Le bras de fer judiciaire et diplomatique se durcit. Malgré les demandes de libération immédiate, le juge israélien a décidé de maintenir en détention l’Espagnol Saif Abu Keshek et le Brésilien Thiago Avila, les deux figures de proue de la flottille « Global Sumud », indique notre correspondant à Jérusalem, Michel Paul.
« Le tribunal a prolongé leur détention de deux jours », a annoncé Miriam Azem, de l’ONG de défense des droits humains israélienne Adalah. Les autorités avaient réclamé une prolongation de quatre jours, a-t-elle précisé.

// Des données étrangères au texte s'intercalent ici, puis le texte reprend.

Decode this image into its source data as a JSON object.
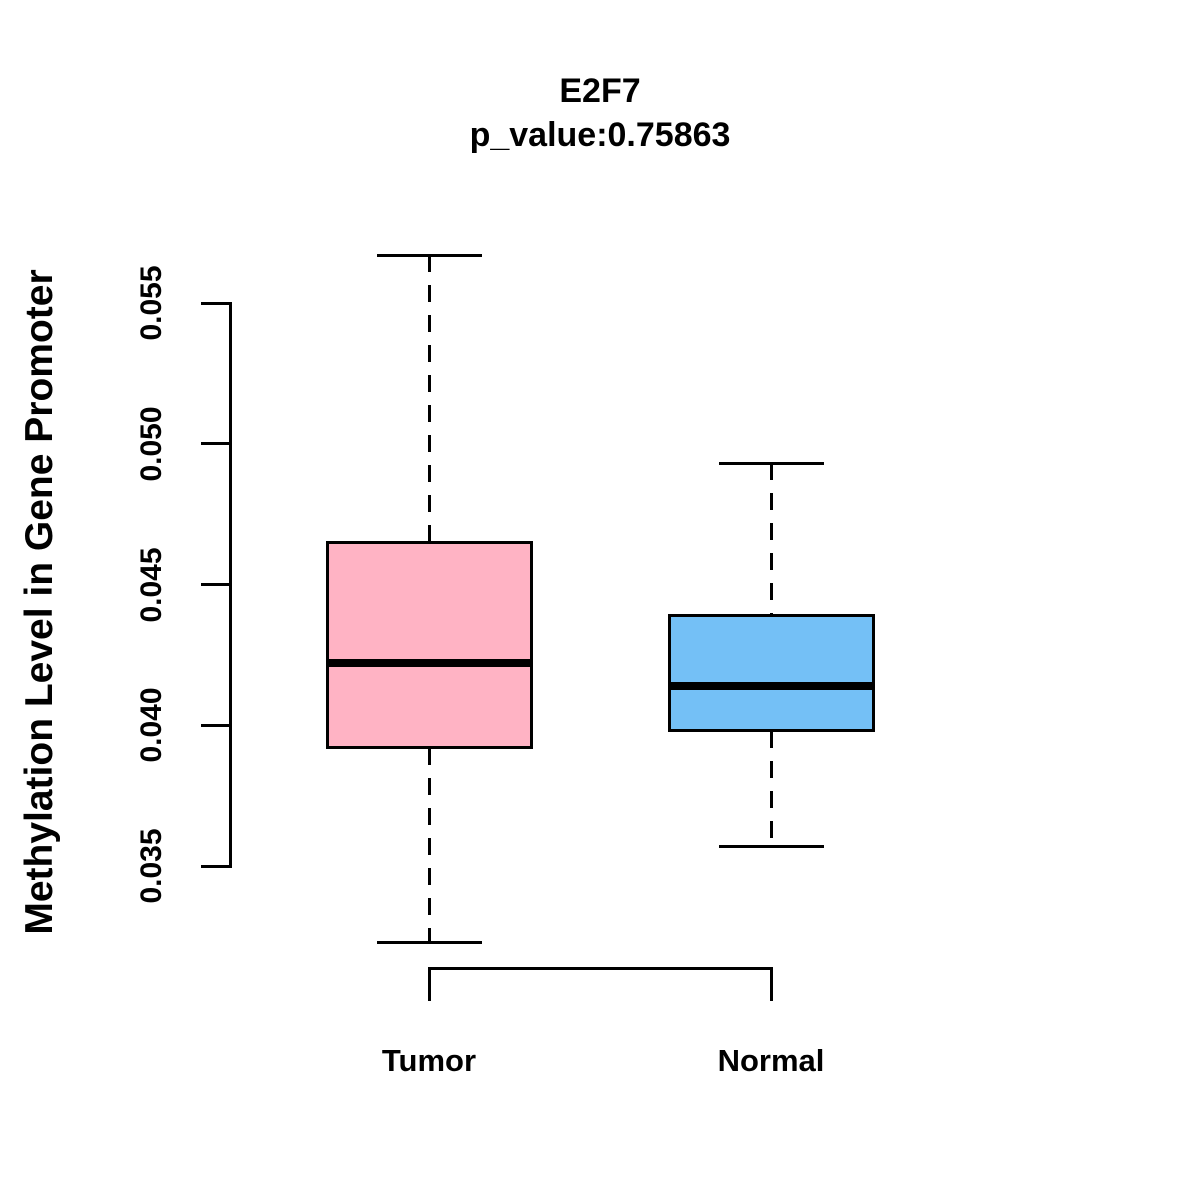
{
  "chart_data": {
    "type": "boxplot",
    "title": "E2F7",
    "subtitle": "p_value:0.75863",
    "ylabel": "Methylation Level in Gene Promoter",
    "xlabel": "",
    "categories": [
      "Tumor",
      "Normal"
    ],
    "ytick_values": [
      0.055,
      0.05,
      0.045,
      0.04,
      0.035
    ],
    "ytick_labels": [
      "0.055",
      "0.050",
      "0.045",
      "0.040",
      "0.035"
    ],
    "ylim": [
      0.0315,
      0.0575
    ],
    "grid": false,
    "legend": "none",
    "line_color": "#000000",
    "background_color": "#ffffff",
    "series": [
      {
        "name": "Tumor",
        "fill_color": "#ffb3c4",
        "whisker_low": 0.0323,
        "q1": 0.0392,
        "median": 0.0422,
        "q3": 0.0465,
        "whisker_high": 0.0567
      },
      {
        "name": "Normal",
        "fill_color": "#74c0f6",
        "whisker_low": 0.0357,
        "q1": 0.0398,
        "median": 0.0414,
        "q3": 0.0439,
        "whisker_high": 0.0493
      }
    ]
  }
}
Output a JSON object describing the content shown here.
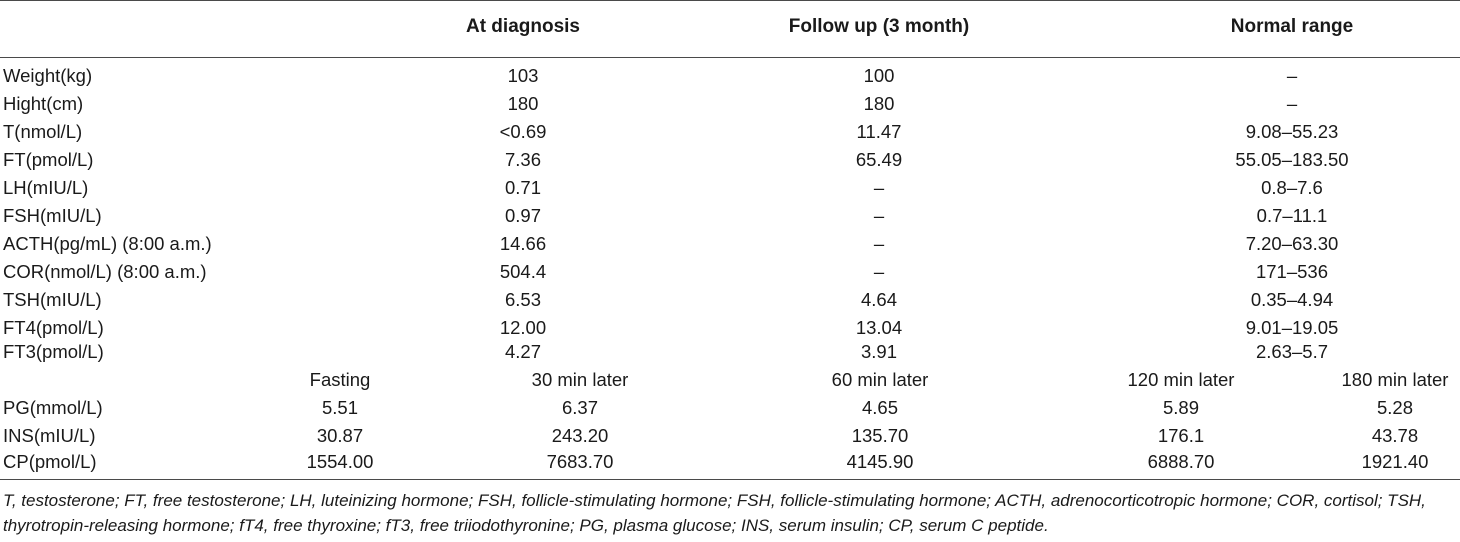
{
  "table": {
    "headers": [
      "",
      "At diagnosis",
      "Follow up (3 month)",
      "Normal range"
    ],
    "rows": [
      {
        "label": "Weight(kg)",
        "at_diagnosis": "103",
        "follow_up": "100",
        "normal_range": "–"
      },
      {
        "label": "Hight(cm)",
        "at_diagnosis": "180",
        "follow_up": "180",
        "normal_range": "–"
      },
      {
        "label": "T(nmol/L)",
        "at_diagnosis": "<0.69",
        "follow_up": "11.47",
        "normal_range": "9.08–55.23"
      },
      {
        "label": "FT(pmol/L)",
        "at_diagnosis": "7.36",
        "follow_up": "65.49",
        "normal_range": "55.05–183.50"
      },
      {
        "label": "LH(mIU/L)",
        "at_diagnosis": "0.71",
        "follow_up": "–",
        "normal_range": "0.8–7.6"
      },
      {
        "label": "FSH(mIU/L)",
        "at_diagnosis": "0.97",
        "follow_up": "–",
        "normal_range": "0.7–11.1"
      },
      {
        "label": "ACTH(pg/mL) (8:00 a.m.)",
        "at_diagnosis": "14.66",
        "follow_up": "–",
        "normal_range": "7.20–63.30"
      },
      {
        "label": "COR(nmol/L) (8:00 a.m.)",
        "at_diagnosis": "504.4",
        "follow_up": "–",
        "normal_range": "171–536"
      },
      {
        "label": "TSH(mIU/L)",
        "at_diagnosis": "6.53",
        "follow_up": "4.64",
        "normal_range": "0.35–4.94"
      },
      {
        "label": "FT4(pmol/L)",
        "at_diagnosis": "12.00",
        "follow_up": "13.04",
        "normal_range": "9.01–19.05"
      },
      {
        "label": "FT3(pmol/L)",
        "at_diagnosis": "4.27",
        "follow_up": "3.91",
        "normal_range": "2.63–5.7"
      }
    ],
    "ogtt_headers": [
      "Fasting",
      "30 min later",
      "60 min later",
      "120 min later",
      "180 min later"
    ],
    "ogtt_rows": [
      {
        "label": "PG(mmol/L)",
        "values": [
          "5.51",
          "6.37",
          "4.65",
          "5.89",
          "5.28"
        ]
      },
      {
        "label": "INS(mIU/L)",
        "values": [
          "30.87",
          "243.20",
          "135.70",
          "176.1",
          "43.78"
        ]
      },
      {
        "label": "CP(pmol/L)",
        "values": [
          "1554.00",
          "7683.70",
          "4145.90",
          "6888.70",
          "1921.40"
        ]
      }
    ],
    "footnote": "T, testosterone; FT, free testosterone; LH, luteinizing hormone; FSH, follicle-stimulating hormone; FSH, follicle-stimulating hormone; ACTH, adrenocorticotropic hormone; COR, cortisol; TSH, thyrotropin-releasing hormone; fT4, free thyroxine; fT3, free triiodothyronine; PG, plasma glucose; INS, serum insulin; CP, serum C peptide."
  }
}
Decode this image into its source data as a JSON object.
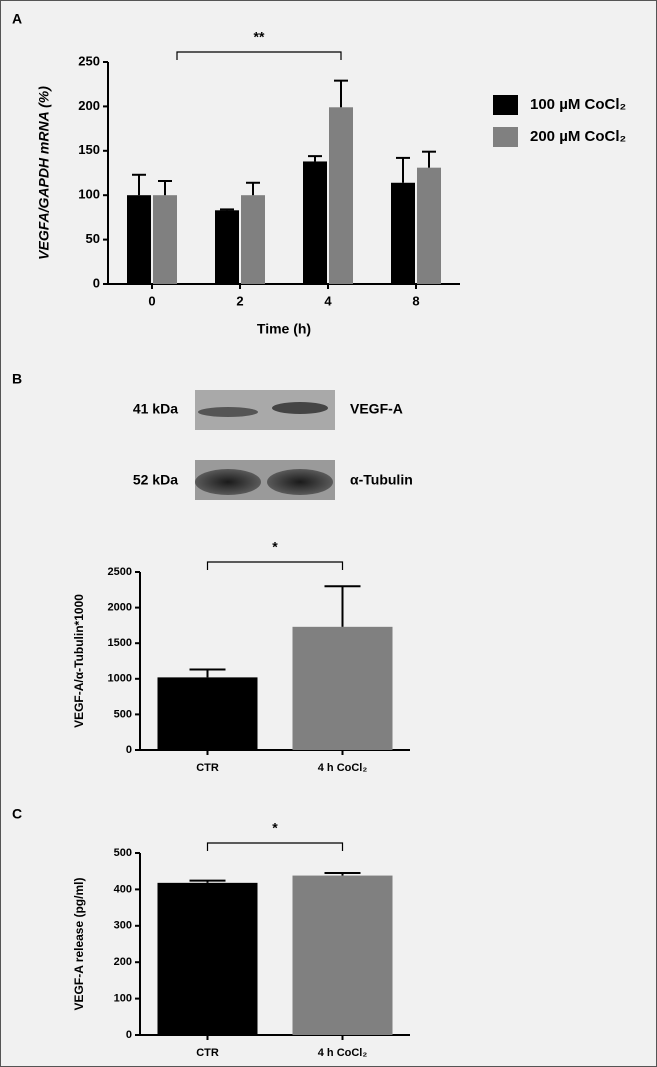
{
  "panel_labels": [
    "A",
    "B",
    "C"
  ],
  "blot": {
    "bands": [
      {
        "size": "41 kDa",
        "label": "VEGF-A"
      },
      {
        "size": "52 kDa",
        "label": "α-Tubulin"
      }
    ]
  },
  "chart_data": [
    {
      "type": "bar",
      "xlabel": "Time (h)",
      "ylabel": "VEGFA/GAPDH mRNA (%)",
      "categories": [
        "0",
        "2",
        "4",
        "8"
      ],
      "series": [
        {
          "name": "100 µM CoCl₂",
          "color": "#000000",
          "values": [
            100,
            83,
            138,
            114
          ],
          "errors": [
            23,
            1,
            6,
            28
          ]
        },
        {
          "name": "200 µM CoCl₂",
          "color": "#808080",
          "values": [
            100,
            100,
            199,
            131
          ],
          "errors": [
            16,
            14,
            30,
            18
          ]
        }
      ],
      "ylim": [
        0,
        250
      ],
      "yticks": [
        0,
        50,
        100,
        150,
        200,
        250
      ],
      "annotation": {
        "text": "**",
        "between": [
          "0",
          "4"
        ]
      },
      "legend": "right"
    },
    {
      "type": "bar",
      "ylabel": "VEGF-A/α-Tubulin*1000",
      "categories": [
        "CTR",
        "4 h CoCl₂"
      ],
      "values": [
        1020,
        1730
      ],
      "errors": [
        110,
        570
      ],
      "colors": [
        "#000000",
        "#808080"
      ],
      "ylim": [
        0,
        2500
      ],
      "yticks": [
        0,
        500,
        1000,
        1500,
        2000,
        2500
      ],
      "annotation": {
        "text": "*",
        "between": [
          "CTR",
          "4 h CoCl₂"
        ]
      }
    },
    {
      "type": "bar",
      "ylabel": "VEGF-A release (pg/ml)",
      "categories": [
        "CTR",
        "4 h CoCl₂"
      ],
      "values": [
        418,
        438
      ],
      "errors": [
        6,
        7
      ],
      "colors": [
        "#000000",
        "#808080"
      ],
      "ylim": [
        0,
        500
      ],
      "yticks": [
        0,
        100,
        200,
        300,
        400,
        500
      ],
      "annotation": {
        "text": "*",
        "between": [
          "CTR",
          "4 h CoCl₂"
        ]
      }
    }
  ]
}
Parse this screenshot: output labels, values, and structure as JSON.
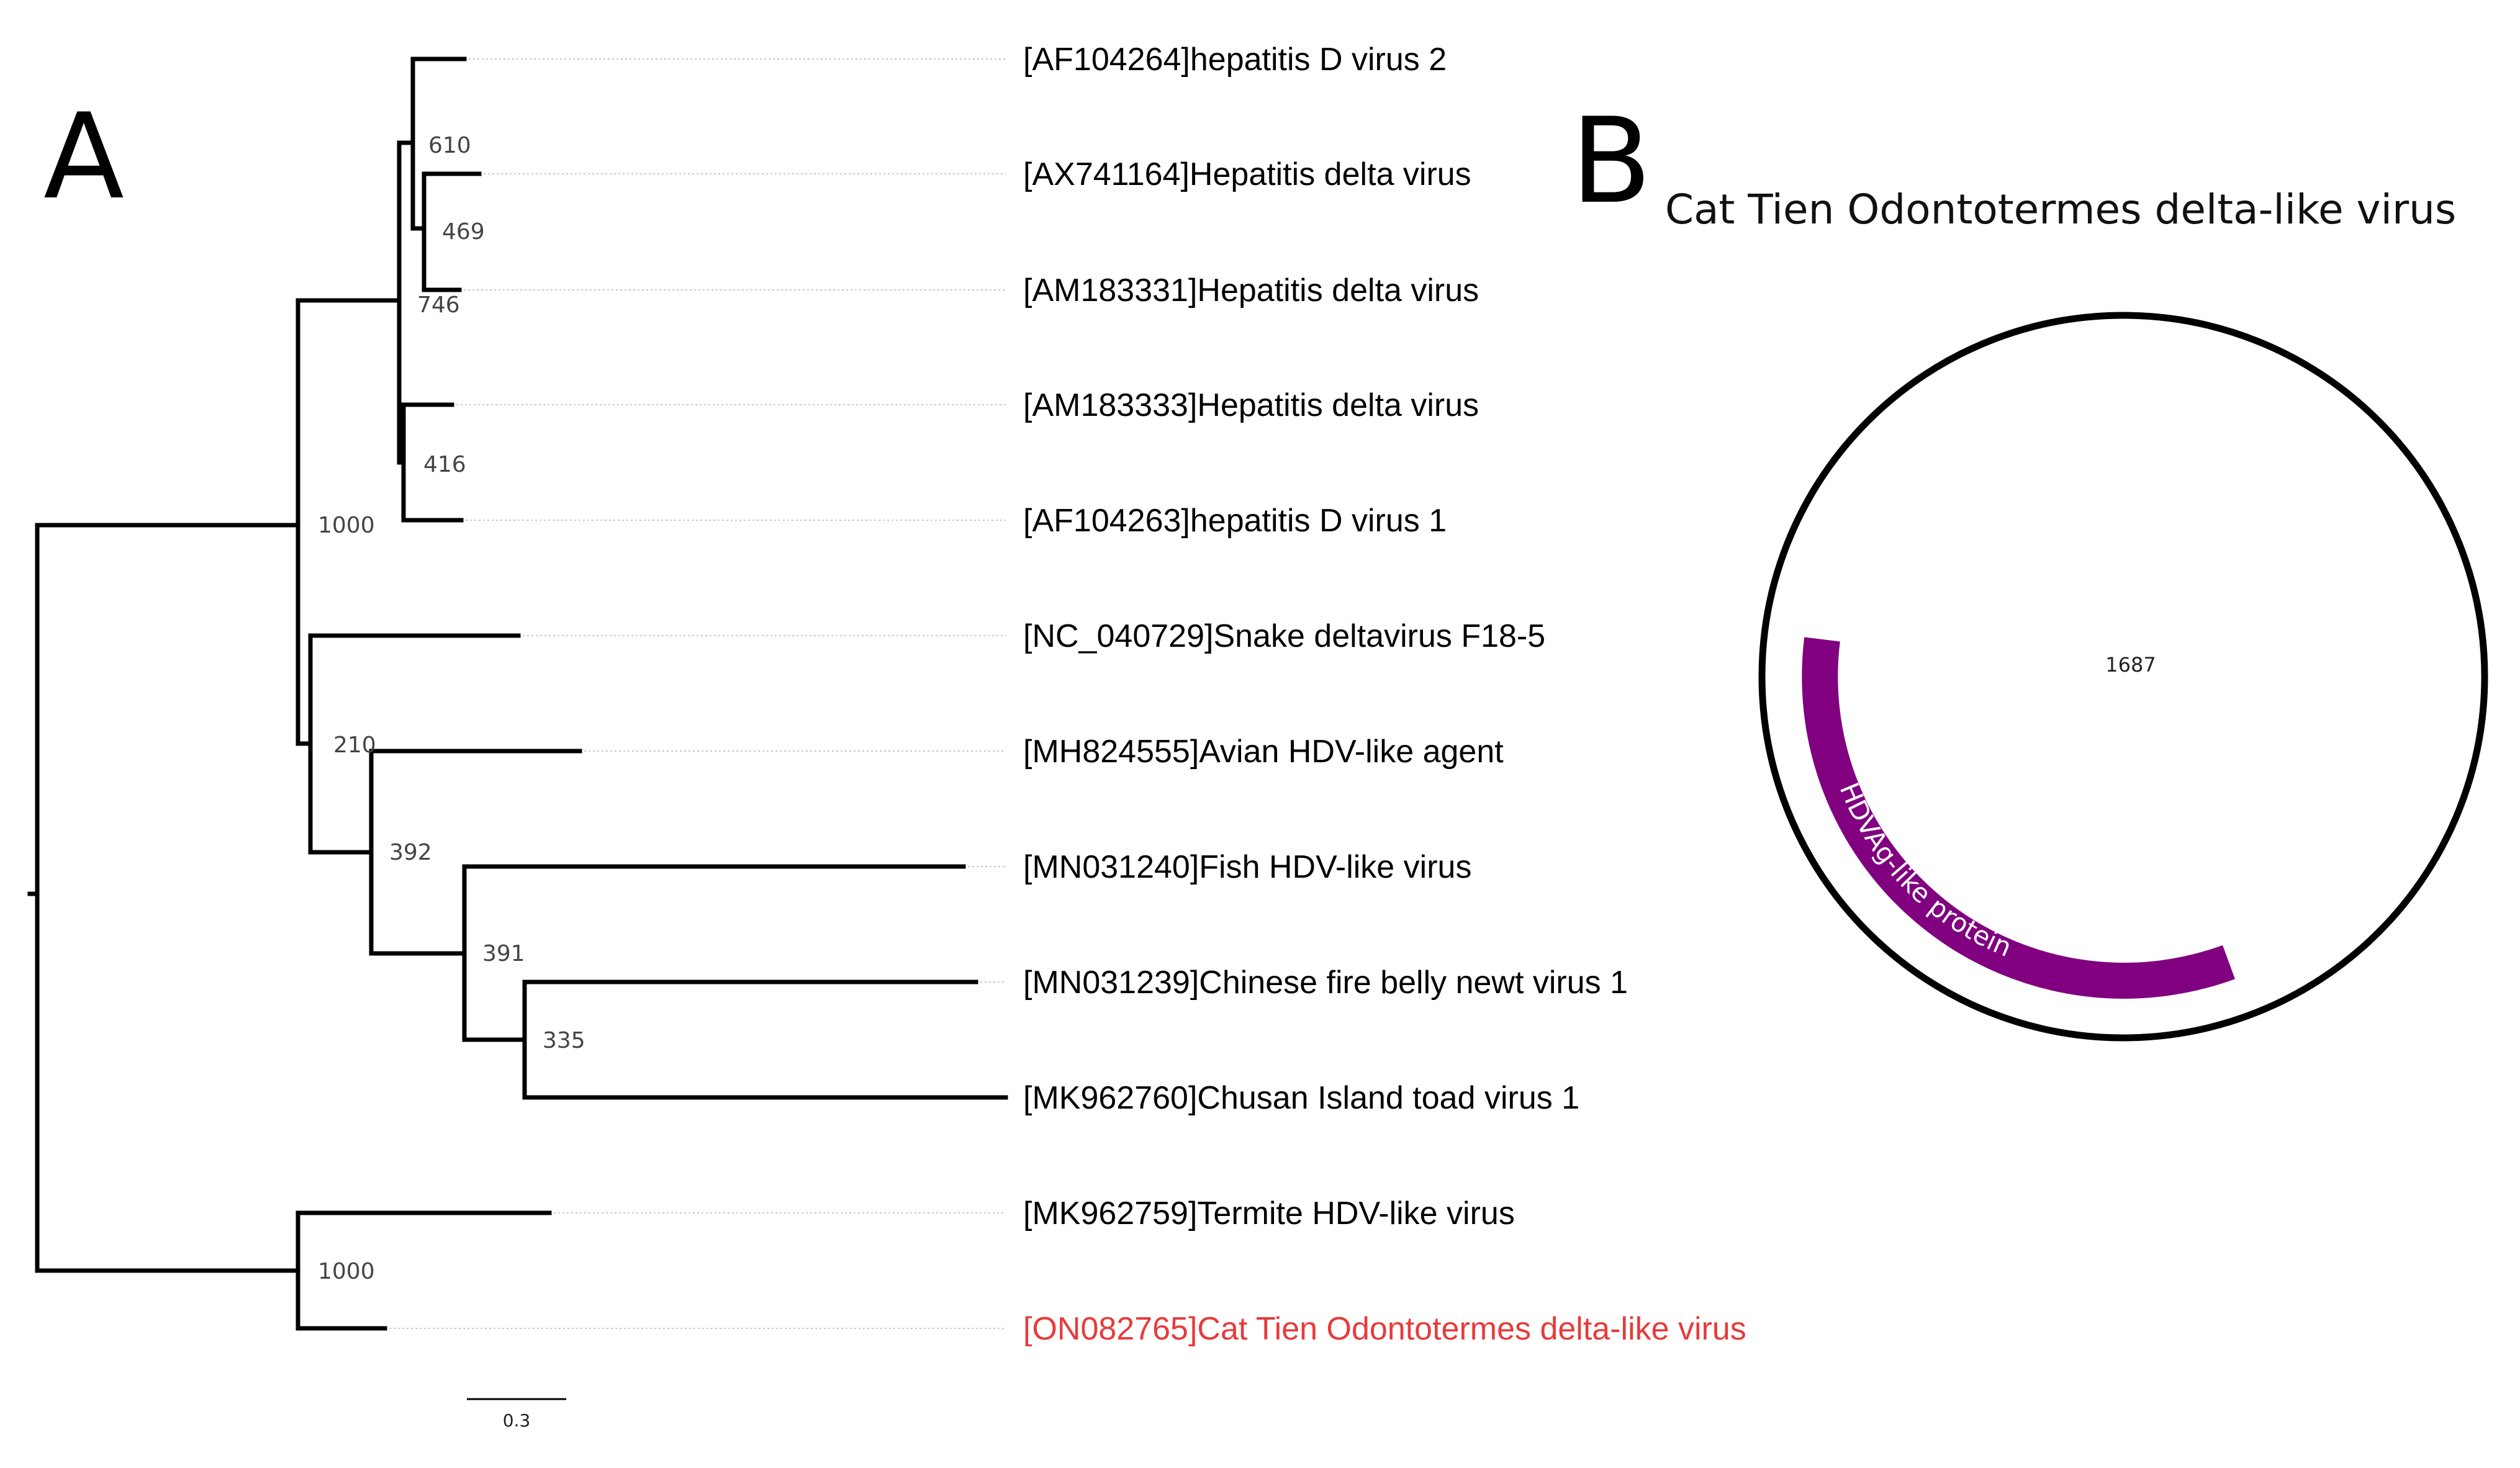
{
  "panelA": {
    "letter": "A",
    "taxa": [
      {
        "label": "[AF104264]hepatitis D virus 2"
      },
      {
        "label": "[AX741164]Hepatitis delta virus"
      },
      {
        "label": "[AM183331]Hepatitis delta virus"
      },
      {
        "label": "[AM183333]Hepatitis delta virus"
      },
      {
        "label": "[AF104263]hepatitis D virus 1"
      },
      {
        "label": "[NC_040729]Snake deltavirus F18-5"
      },
      {
        "label": "[MH824555]Avian HDV-like agent"
      },
      {
        "label": "[MN031240]Fish HDV-like virus"
      },
      {
        "label": "[MN031239]Chinese fire belly newt virus 1"
      },
      {
        "label": "[MK962760]Chusan Island toad virus 1"
      },
      {
        "label": "[MK962759]Termite HDV-like virus"
      },
      {
        "label": "[ON082765]Cat Tien Odontotermes delta-like virus",
        "highlight": true
      }
    ],
    "bootstrap": [
      "610",
      "469",
      "746",
      "416",
      "1000",
      "210",
      "392",
      "391",
      "335",
      "1000"
    ],
    "scale_bar": {
      "label": "0.3",
      "value": 0.3
    },
    "highlight_color": "#e83a3a"
  },
  "panelB": {
    "letter": "B",
    "title": "Cat Tien Odontotermes delta-like virus",
    "genome_length": "1687",
    "feature": {
      "label": "HDVAg-like protein",
      "color": "#800080"
    }
  }
}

Par la voix de leurs avocats, les militants dénoncent des conditions de détention indignes et des violences physiques subies lors de leur transfert forcé vers Israël. Selon leurs témoignages, ils auraient été passés à tabac et maintenus dans des positions de stress durant plus de 48 heures en mer. Thiago Avila a déclaré aux avocats avoir été « traîné face contre terre et battu si violemment qu’il a perdu connaissance à deux reprises ». Il a ajouté que, depuis son arrivée en Israël, il avait été « maintenu à l’isolement, avec les yeux bandés », selon Miriam Azem.
Le Brésil et l’Espagne dénoncent leur arrestation
Des accusations de brutalité qui ont fait réagir jusqu’au sommet de l’État espagnol : le ministre des Affaires étrangères dénonce une « arrestation illégale » et conteste fermement tout lien entre les activistes et le Hamas. Ce dimanche, il a de nouveau exigé la « libération immédiate » de son ressortissant, précisant que le consul d’Espagne à Tel-Aviv avait accompagné « l’Espagnol détenu illégalement » à l’audience.
De son côté, le renseignement israélien affirme que ces interrogatoires sont nécessaires pour déterminer l’implication des deux hommes dans des activités interdites. En signe de protestation, Thiago de Avila et Saif Abukeshek ont entamé une grève de la faim. Alors que leurs 170 compagnons de route ont été immédiatement expulsés vers la Grèce, le sort des deux hommes reste suspendu à la prochaine audience, prévue dans deux jours.